CC : Avec nos collaborateurs, nous appartenons à la génération Y. Nous avons donc une vision très collaborative du travail : nous consultons, nous demandons l’avis, nous réfléchissons ensemble à la stratégie de demain. Avec mon associé, bien sûr, nous dictons la voie à suivre, mais notre démarche consiste à associer l’ensemble de l’équipe à notre réflexion. Cela nous semble une évidence.
Quelle est votre perception de l’échec ? Y avez-vous déjà réfléchi ?
VG : Pour réussir, il faut forcément vivre des échecs. On ne peut pas être bon dès le début. Ces échecs doivent déclencher une réflexion, une prise de conscience voire une remise en question, pour progresser et s’élever. Mais l’échec me fait peur, je l’avoue. D’ailleurs, quand j’étais jeune, je ne voulais pas dévoiler mes ambitions, j’avais peur que mon entourage me prenne pour une folle car je m’attaquais à quelque chose d’inaccessible. En réalité, j’avais peur de décevoir si je devais échouer. Mais au fond de moi, j’ai toujours su où était ma passion. L’échec n’est pas une peur qui pétrifie, au contraire, c’est une peur qui motive.
CC : Oui, j’ai déjà réfléchi au fait que peut-être, l’aventure ne finirait pas comme je l’entendais. Finalement, nous vivons plein de petits échecs au quotidien : des marchés que nous perdons, un partenariat qui n’aboutit pas. Mais le gros échec serait que l’aventure se termine. Je vous avoue que je ne l’envisage pas très sereinement. Un échec devient dramatique si nous emmenons des gens avec nous. Nous avons une responsabilité sociale. Nos salariés savent qu’il y a un risque, mais nous faisons tout pour le limiter en étant responsables de nos actes. Mais vous savez quand nous sommes entrepreneurs, nous n’envisageons pas autre chose que de développer notre entreprise. Si cela devait m’arriver, je pense que mon optimisme me pousserait vers autre chose. J’espère être assez vigilante sur les petits échecs, ne pas reproduire les erreurs, pour éviter le fiasco général. D’ailleurs, les incubateurs existent pour cela, pour nous aider à être vigilant, à prendre les bonnes décisions, et à éviter le pire.
Un bon chef d’entreprise est un leader. Quelles qualités doit-il avoir ?
VG : Pour moi le leadership est quelque chose de très personnel, il n’y a pas de modèle « tout fait ». J’ai beaucoup observé mes supérieurs hiérarchiques, je me suis inspirée d’eux. Certains étaient parfois très autoritaires mais ils étaient respectés pour autant.

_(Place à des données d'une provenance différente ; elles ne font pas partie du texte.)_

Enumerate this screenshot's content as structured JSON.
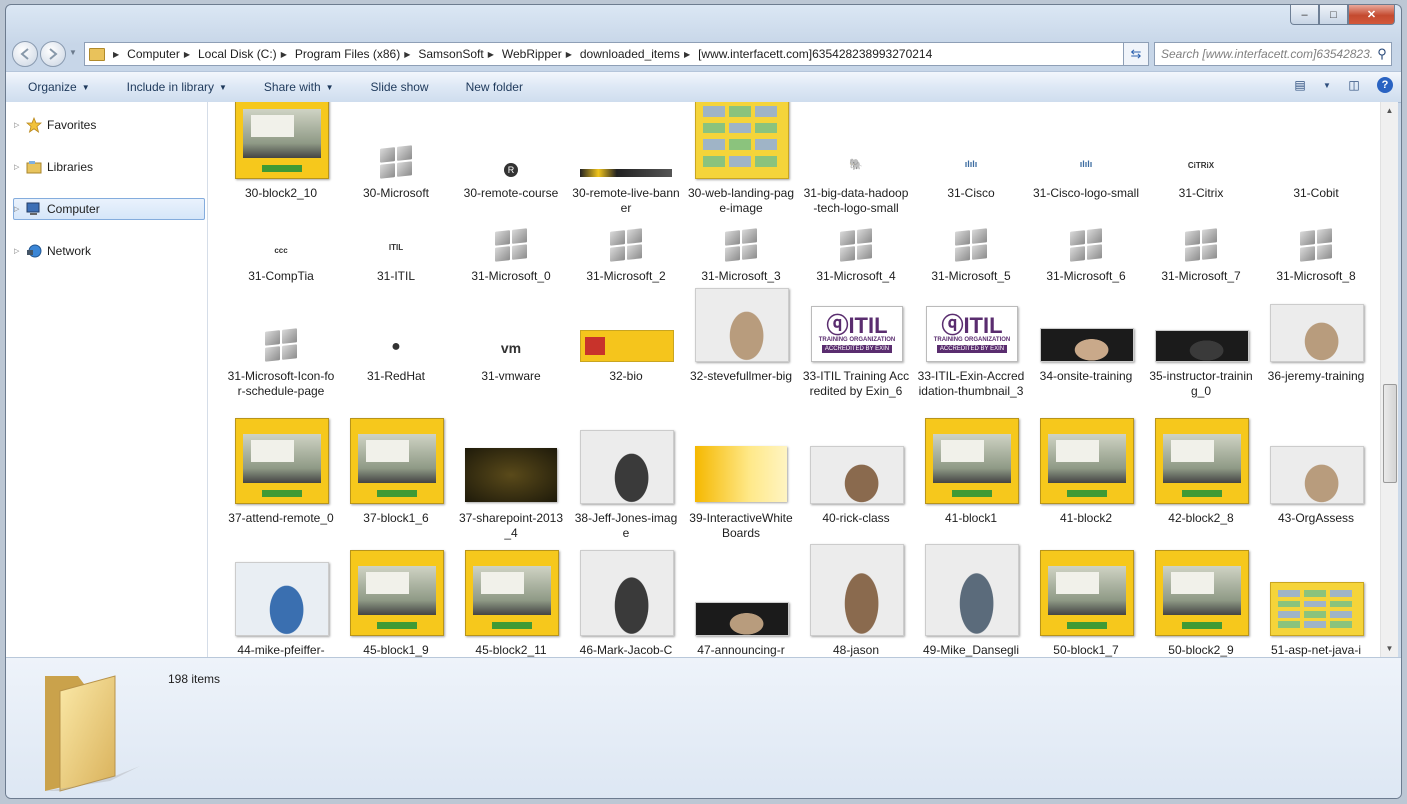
{
  "window": {
    "caption_buttons": {
      "minimize": "–",
      "maximize": "□",
      "close": "✕"
    }
  },
  "address_bar": {
    "crumbs": [
      "Computer",
      "Local Disk (C:)",
      "Program Files (x86)",
      "SamsonSoft",
      "WebRipper",
      "downloaded_items",
      "[www.interfacett.com]635428238993270214"
    ],
    "search_placeholder": "Search [www.interfacett.com]63542823..."
  },
  "toolbar": {
    "organize": "Organize",
    "include_in_library": "Include in library",
    "share_with": "Share with",
    "slide_show": "Slide show",
    "new_folder": "New folder"
  },
  "nav_pane": {
    "items": [
      {
        "label": "Favorites",
        "icon": "star-icon"
      },
      {
        "label": "Libraries",
        "icon": "library-icon"
      },
      {
        "label": "Computer",
        "icon": "computer-icon",
        "selected": true
      },
      {
        "label": "Network",
        "icon": "network-icon"
      }
    ]
  },
  "files": {
    "rows": [
      [
        {
          "name": "30-block2_10",
          "thumb": "yellow-promo"
        },
        {
          "name": "30-Microsoft",
          "thumb": "windows-logo"
        },
        {
          "name": "30-remote-course",
          "thumb": "registered-mark"
        },
        {
          "name": "30-remote-live-banner",
          "thumb": "banner"
        },
        {
          "name": "30-web-landing-page-image",
          "thumb": "yellow-grid"
        },
        {
          "name": "31-big-data-hadoop-tech-logo-small",
          "thumb": "hadoop-logo"
        },
        {
          "name": "31-Cisco",
          "thumb": "cisco-logo"
        },
        {
          "name": "31-Cisco-logo-small",
          "thumb": "cisco-logo"
        },
        {
          "name": "31-Citrix",
          "thumb": "citrix-logo"
        },
        {
          "name": "31-Cobit",
          "thumb": "cobit-logo"
        }
      ],
      [
        {
          "name": "31-CompTia",
          "thumb": "comptia-logo"
        },
        {
          "name": "31-ITIL",
          "thumb": "itil-logo"
        },
        {
          "name": "31-Microsoft_0",
          "thumb": "windows-logo"
        },
        {
          "name": "31-Microsoft_2",
          "thumb": "windows-logo"
        },
        {
          "name": "31-Microsoft_3",
          "thumb": "windows-logo"
        },
        {
          "name": "31-Microsoft_4",
          "thumb": "windows-logo"
        },
        {
          "name": "31-Microsoft_5",
          "thumb": "windows-logo"
        },
        {
          "name": "31-Microsoft_6",
          "thumb": "windows-logo"
        },
        {
          "name": "31-Microsoft_7",
          "thumb": "windows-logo"
        },
        {
          "name": "31-Microsoft_8",
          "thumb": "windows-logo"
        }
      ],
      [
        {
          "name": "31-Microsoft-Icon-for-schedule-page",
          "thumb": "windows-logo"
        },
        {
          "name": "31-RedHat",
          "thumb": "redhat-logo"
        },
        {
          "name": "31-vmware",
          "thumb": "vmware-logo"
        },
        {
          "name": "32-bio",
          "thumb": "bio-banner"
        },
        {
          "name": "32-stevefullmer-big",
          "thumb": "photo"
        },
        {
          "name": "33-ITIL Training Accredited by Exin_6",
          "thumb": "itil-badge"
        },
        {
          "name": "33-ITIL-Exin-Accredidation-thumbnail_3",
          "thumb": "itil-badge"
        },
        {
          "name": "34-onsite-training",
          "thumb": "photo-dark"
        },
        {
          "name": "35-instructor-training_0",
          "thumb": "photo-dark"
        },
        {
          "name": "36-jeremy-training",
          "thumb": "photo"
        }
      ],
      [
        {
          "name": "37-attend-remote_0",
          "thumb": "yellow-promo"
        },
        {
          "name": "37-block1_6",
          "thumb": "yellow-promo"
        },
        {
          "name": "37-sharepoint-2013_4",
          "thumb": "sharepoint"
        },
        {
          "name": "38-Jeff-Jones-image",
          "thumb": "photo"
        },
        {
          "name": "39-InteractiveWhiteBoards",
          "thumb": "yellow-room"
        },
        {
          "name": "40-rick-class",
          "thumb": "photo"
        },
        {
          "name": "41-block1",
          "thumb": "yellow-promo"
        },
        {
          "name": "41-block2",
          "thumb": "yellow-promo"
        },
        {
          "name": "42-block2_8",
          "thumb": "yellow-promo"
        },
        {
          "name": "43-OrgAssess",
          "thumb": "photo"
        }
      ],
      [
        {
          "name": "44-mike-pfeiffer-",
          "thumb": "photo-blue"
        },
        {
          "name": "45-block1_9",
          "thumb": "yellow-promo"
        },
        {
          "name": "45-block2_11",
          "thumb": "yellow-promo"
        },
        {
          "name": "46-Mark-Jacob-C",
          "thumb": "photo"
        },
        {
          "name": "47-announcing-r",
          "thumb": "photo-dark"
        },
        {
          "name": "48-jason",
          "thumb": "photo"
        },
        {
          "name": "49-Mike_Dansegli",
          "thumb": "photo"
        },
        {
          "name": "50-block1_7",
          "thumb": "yellow-promo"
        },
        {
          "name": "50-block2_9",
          "thumb": "yellow-promo"
        },
        {
          "name": "51-asp-net-java-i",
          "thumb": "yellow-grid"
        }
      ]
    ]
  },
  "status": {
    "item_count": "198 items"
  }
}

C’est à chacun de trouver sa voie, sa façon de se faire respecter, et cela s’apprend sur le terrain avec de l’observation, du bon sens et de la sincérité. S’il n’existe pas de modèle parfait, le leadership doit être en cohérence avec sa propre personnalité. Et puis, un bon leader doit avoir de l’audace, il doit oser ! Il doit être tenace aussi pour faire face aux moments de doute et de découragement. Et j’en ai eu quand j’étais jeune pilote ! Tenir son cap, ce n’est pas toujours facile !
CC : Je suis d’accord… Pour moi, un bon chef d’entreprise doit être à l’écoute de ses équipes, de ses clients, de son marché. Résolument optimiste, il doit savoir garder la tête froide et posséder ce petit grain de folie qui fait entreprendre de grandes choses. J’ai la chance d’avoir un père entrepreneur qui m’a donné une bonne vision des galères, et la passion de ses succès. Il m’a communiqué sa passion. Enfant, je regrettais qu’il ne soit pas plus disponible, mais j’ai des souvenirs forts des moments où il rentrait à la maison avec un énorme sourire parce qu’il venait de signer un contrat. En créant ma boîte, j’ai voulu revivre ces sentiments.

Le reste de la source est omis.